Operation Flintlock takes Kwajalein and applies Tarawa's lessons

A 15,000-ton bombardment secures the Marshall Islands in a week

On the timeline · around January 31 to February 7, 1944 · Allied VictoryThe Tide TurnsAllied VictoryOperation Flintlock takes Kwajalein and applies Tarawa's lessons1944

Quick facts

Location
Kwajalein Atoll, Marshall Islands
Dates
January 31 to February 7, 1944
Overall commander
Vice Admiral Raymond Spruance
Bombardment
About 15,000 tons of ordnance
Result
US capture of Kwajalein and Roi-Namur

What happened

On January 31, 1944, US forces launched Operation Flintlock against Kwajalein Atoll in the Marshall Islands, the first major American amphibious operation to apply lessons learned two months earlier at Tarawa. Under the command of Vice Admiral Raymond Spruance, the Army's 7th Infantry Division landed on Kwajalein Island while the 4th Marine Division assaulted Roi-Namur, following a bombardment of roughly 15,000 tons of naval and air ordnance, one of the heaviest concentrations of firepower used in the Pacific to that point, so thorough that Army engineers found little demolition work left to do when they came ashore. Both atolls were declared secure by February 7.

Why it matters

Flintlock validated the doctrinal changes made after Tarawa's high casualties: better tidal planning, longer and heavier bombardment, and closer coordination between naval gunfire and landing waves, at a fraction of Tarawa's casualty rate.
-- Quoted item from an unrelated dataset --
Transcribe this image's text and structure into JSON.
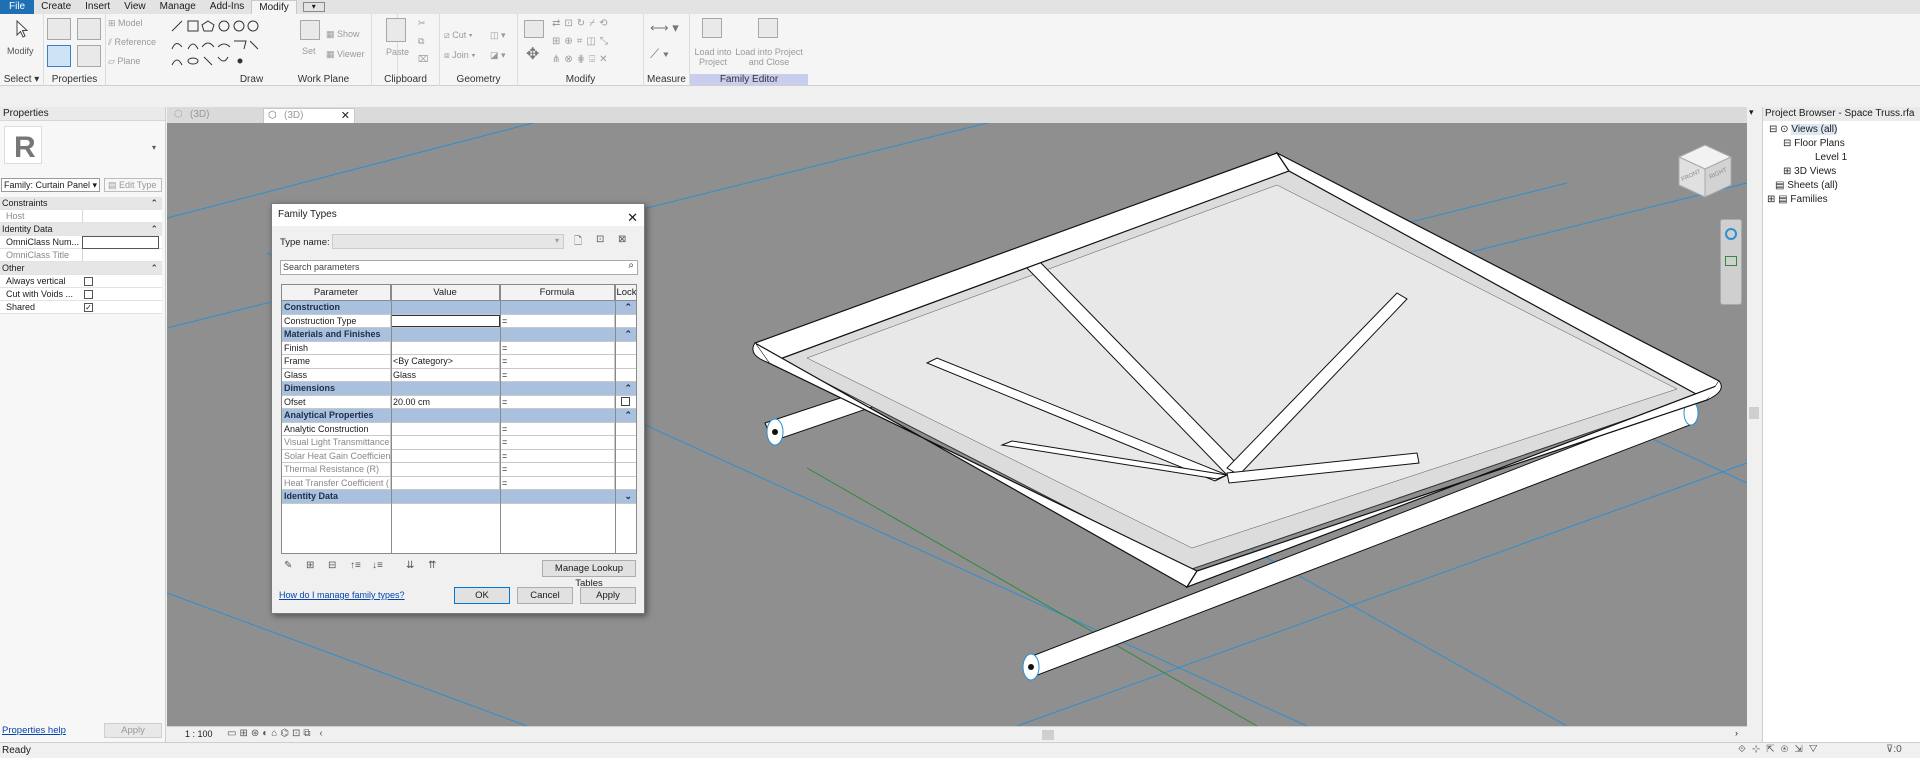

The Marshall Islands campaign also gave the United States forward air and naval bases that shortened the remaining distance to the Marianas and, eventually, Japan itself.

How we know

Naval History and Heritage Command's official history and its H-gram series both document the bombardment tonnage and the command structure under Spruance, Turner, and Holland Smith.